Valentina Mira hat «X» geschrieben, nicht weil sie wollte, sondern weil sie es musste. Ein Text, der das Tabu «Vergewaltigung» ausspricht und es sowohl affektpoetisch wie gesellschaftspolitisch aufarbeitet.

Von Silvan Preisig
29. Dezember 2023

Als Valentina 17 Jahre alt ist, wird Sie während einer Party von einem neonazistischen Freund ihres Bruders vergewaltigt. Sie zerfällt in Bruchstücke, verliert sich in einem Strudel aus Schweigen, Schuldgefühlen, Scham und dem Wunsch zu verschwinden. Sie erstattet keine Anzeige, spricht mit niemandem, nicht einmal ihren Eltern. Einzig ihrem Bruder erzählt sie auf sein Drängen hin von der Vergewaltigung, doch der glaubt ihr nicht. Er schlägt sich auf die Seite des Vergewaltigers seiner Schwester und taucht im Sumpf der neofaschistischen Szene unter. Sieben Jahre lang haben sie keinen Kontakt.

Zur Autorin

Valentina Mira, geb. 1991 in Rom, studierte Jura.

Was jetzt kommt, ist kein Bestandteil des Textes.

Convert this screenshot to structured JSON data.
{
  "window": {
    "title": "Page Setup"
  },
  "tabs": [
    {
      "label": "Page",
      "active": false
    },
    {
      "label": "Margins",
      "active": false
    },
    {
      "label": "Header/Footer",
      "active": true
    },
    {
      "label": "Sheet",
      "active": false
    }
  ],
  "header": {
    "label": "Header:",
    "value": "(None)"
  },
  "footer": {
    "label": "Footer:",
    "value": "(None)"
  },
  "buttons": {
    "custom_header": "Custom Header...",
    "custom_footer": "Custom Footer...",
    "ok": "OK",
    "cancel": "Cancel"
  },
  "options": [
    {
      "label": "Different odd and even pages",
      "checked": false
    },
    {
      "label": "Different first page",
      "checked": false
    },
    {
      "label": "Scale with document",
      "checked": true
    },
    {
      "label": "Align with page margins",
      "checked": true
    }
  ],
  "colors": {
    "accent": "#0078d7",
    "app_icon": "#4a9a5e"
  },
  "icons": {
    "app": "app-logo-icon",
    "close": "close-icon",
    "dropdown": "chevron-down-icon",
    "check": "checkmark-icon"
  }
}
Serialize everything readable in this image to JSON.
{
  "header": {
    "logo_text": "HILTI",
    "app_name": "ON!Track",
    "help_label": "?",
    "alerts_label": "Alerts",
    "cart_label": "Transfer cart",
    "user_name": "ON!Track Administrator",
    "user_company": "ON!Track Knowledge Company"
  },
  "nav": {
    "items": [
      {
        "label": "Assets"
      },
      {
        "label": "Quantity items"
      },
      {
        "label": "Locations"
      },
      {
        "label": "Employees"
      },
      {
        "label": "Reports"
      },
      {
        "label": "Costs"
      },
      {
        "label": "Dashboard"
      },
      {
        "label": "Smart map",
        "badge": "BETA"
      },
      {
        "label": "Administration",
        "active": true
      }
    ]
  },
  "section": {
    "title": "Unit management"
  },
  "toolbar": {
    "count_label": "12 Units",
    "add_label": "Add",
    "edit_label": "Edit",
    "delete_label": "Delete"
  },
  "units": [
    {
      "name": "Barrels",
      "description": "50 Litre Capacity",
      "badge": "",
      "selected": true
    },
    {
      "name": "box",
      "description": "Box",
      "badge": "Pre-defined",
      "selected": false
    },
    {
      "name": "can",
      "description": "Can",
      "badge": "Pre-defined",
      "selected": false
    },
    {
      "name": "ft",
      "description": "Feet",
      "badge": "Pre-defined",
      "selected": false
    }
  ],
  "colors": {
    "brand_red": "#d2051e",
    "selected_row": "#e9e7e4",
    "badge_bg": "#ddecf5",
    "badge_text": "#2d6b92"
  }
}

Geschrieben hat sie zuerst für den «Corriere della Sera», «Il manifesto und Il romanista». Heute ist Mira Publizistin, Übersetzerin aus dem Französischen sowie Mitautorin von «A parole nostre», der feministischen Rubrik der Zeitung «Il Fatto Quotidiano». «X» (2021) ist Valentina Miras erster Roman und wurde mit dem Premio Roberto Scialabba ausgezeichnet.
Foto: © Camillo Pasquarelli («Der Freitag»)

Omertà

X ist ein Roman in 36 Briefen, die Valentina sieben Jahre nach der Tat an ihren Bruder schreibt. X ist eine unbekannte Variable und der Versuch, einen Tatbestand, aber vor allem den traumatischen Gewaltakt und die Folgen zu bergreifen und zu verarbeiten. Sie schreibt weniger um eine Antwort bemüht, als um die Gleichung zu lösen. Und die Lösung beginnt beim Sprechen.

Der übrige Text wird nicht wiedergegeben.